Microsoft (aka MSFT) Exchange Synchronization (Outlook E-Mail, Calender, Tasks, Contacts), Facebook App, Twitter App, Skype…all these have now become a set standard for individuals to be both productive at work whilst still keeping in-touch with friends and the ever changing world.
The times have fast moved from when Sentech mobilized laptop users with a portable modem, to Vodacom and MTN’s 3G USB dongle, to mobile phones with GPRS, HSDPA, 3G and 4G technologies. Nowadays it’s easier to access the cyber world with a mobile phone than it is to carry around a laptop/notebook…thus increasing the demand for smartphones.
Blackberry initially restricted their market to users that could afford additional hardware setup in their offices to integrate their mails, calenders etc with their mobile phones. However, in-order to stay as a major competitor in the market, Blackberry has now enabled the capability to synchronize with MSFT Exchange. In addition to this you can also communicate freely between two Blackberry devices, use Facebook, twitter, and other instant messaging applications.
Major players are iPhone, Android, Blackberry, and Windows Mobile.
My personal pick that would suit both the white collar businessman as well as the young hip advertising agent…the Samsung Galaxy S. What the Gadget Show says about it:
The Samsung Galaxy S is an Android 2.1-powered smartphone that sports Samsung’s TouchWiz interface that gives it some sweet widget touches. The other big selling point is the gorgeous 4-inch AMOLED screen.
With a 1GHz processor the Galaxy S offers speedy browsing through its menus and the beautiful 4-inch screen is a real gadget crowd-pleaser. Because it’s AMOLED it’s better, brighter and slimmer than many of its peers.

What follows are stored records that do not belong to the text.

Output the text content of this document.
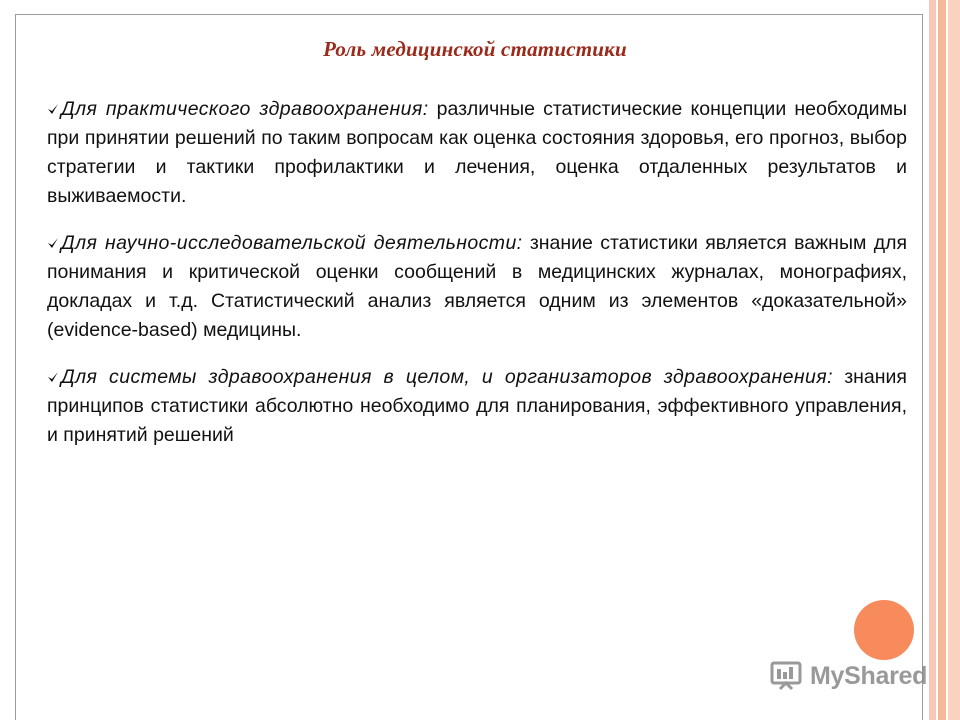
Роль медицинской статистики

Для практического здравоохранения: различные статистические концепции необходимы при принятии решений по таким вопросам как оценка состояния здоровья, его прогноз, выбор стратегии и тактики профилактики и лечения, оценка отдаленных результатов и выживаемости.

Для научно-исследовательской деятельности: знание статистики является важным для понимания и критической оценки сообщений в медицинских журналах, монографиях, докладах и т.д. Статистический анализ является одним из элементов «доказательной» (evidence-based) медицины.

Для системы здравоохранения в целом, и организаторов здравоохранения: знания принципов статистики абсолютно необходимо для планирования, эффективного управления, и принятий решений

MyShared
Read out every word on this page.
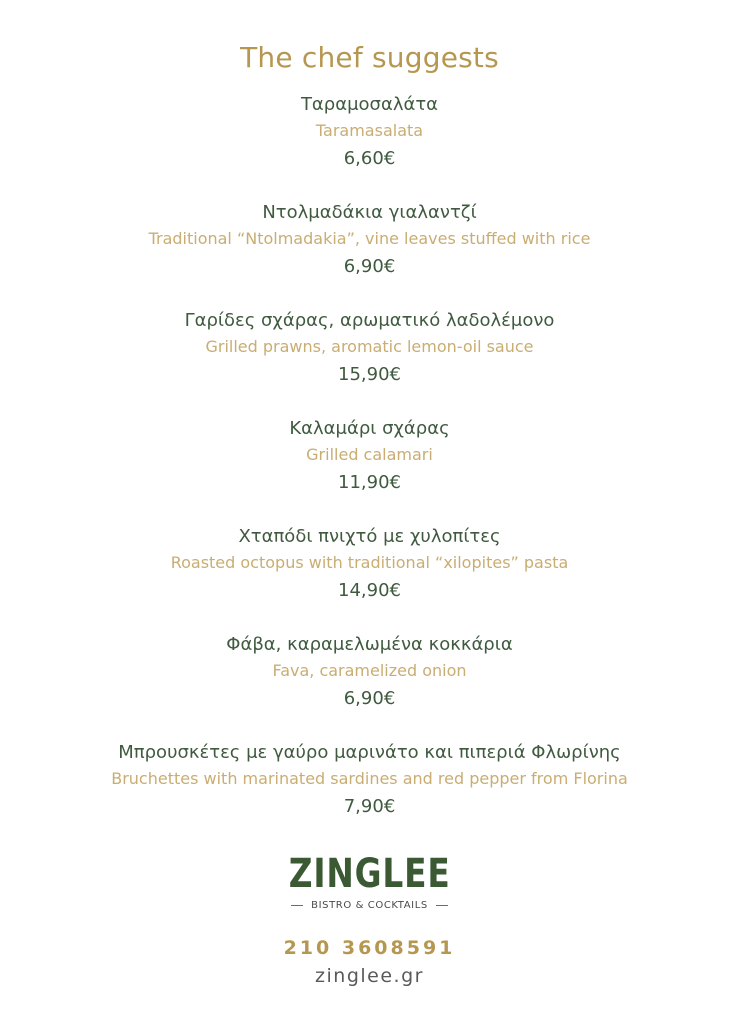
The chef suggests
Ταραμοσαλάτα
Taramasalata
6,60€
Ντολμαδάκια γιαλαντζί
Traditional “Ntolmadakia”, vine leaves stuffed with rice
6,90€
Γαρίδες σχάρας, αρωματικό λαδολέμονο
Grilled prawns, aromatic lemon-oil sauce
15,90€
Καλαμάρι σχάρας
Grilled calamari
11,90€
Χταπόδι πνιχτό με χυλοπίτες
Roasted octopus with traditional “xilopites” pasta
14,90€
Φάβα, καραμελωμένα κοκκάρια
Fava, caramelized onion
6,90€
Μπρουσκέτες με γαύρο μαρινάτο και πιπεριά Φλωρίνης
Bruchettes with marinated sardines and red pepper from Florina
7,90€
ZINGLEE
BISTRO & COCKTAILS
210 3608591
zinglee.gr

To make good use of this screen, the Samsung Galaxy S has excellent video playback. Where most Androids can play H.264, H.263 and WMV files, the Samsung Galaxy S can play just about everything. Divx, Xvid and MKV are all are welcome, and the quality of playback is great. Even 720p Divx and Xvid movies play without a hitch.
You can also record 720p HD video with the phone’s 5-megapixel camera too, and there’s video autofocus, making it a versatile little digicam.
The 16GB internal memory the Samsung Galaxy S gives you plenty of room. Not all of this memory can be used to install apps on, but with around 2GB of app space at your disposal, the Samsung Galaxy S has more room for apps than almost any other Android we’ve seen. When Android 2.2 lands, you’ll be able to use the full 16GB for apps.
The plasticy build lets the Galaxy S down slightly. It means that the Galaxy S is lighter than any of its main rivals, but it makes the phone feel less of a premium contender in the Android market. This phone isn’t cheap, in price or in the quality of its features so it’d be nice if the build reflected that.
The Bottom Line
Minor niggles aside, the Samsung Galaxy S outperforms most Androids in several areas, especially in video capability.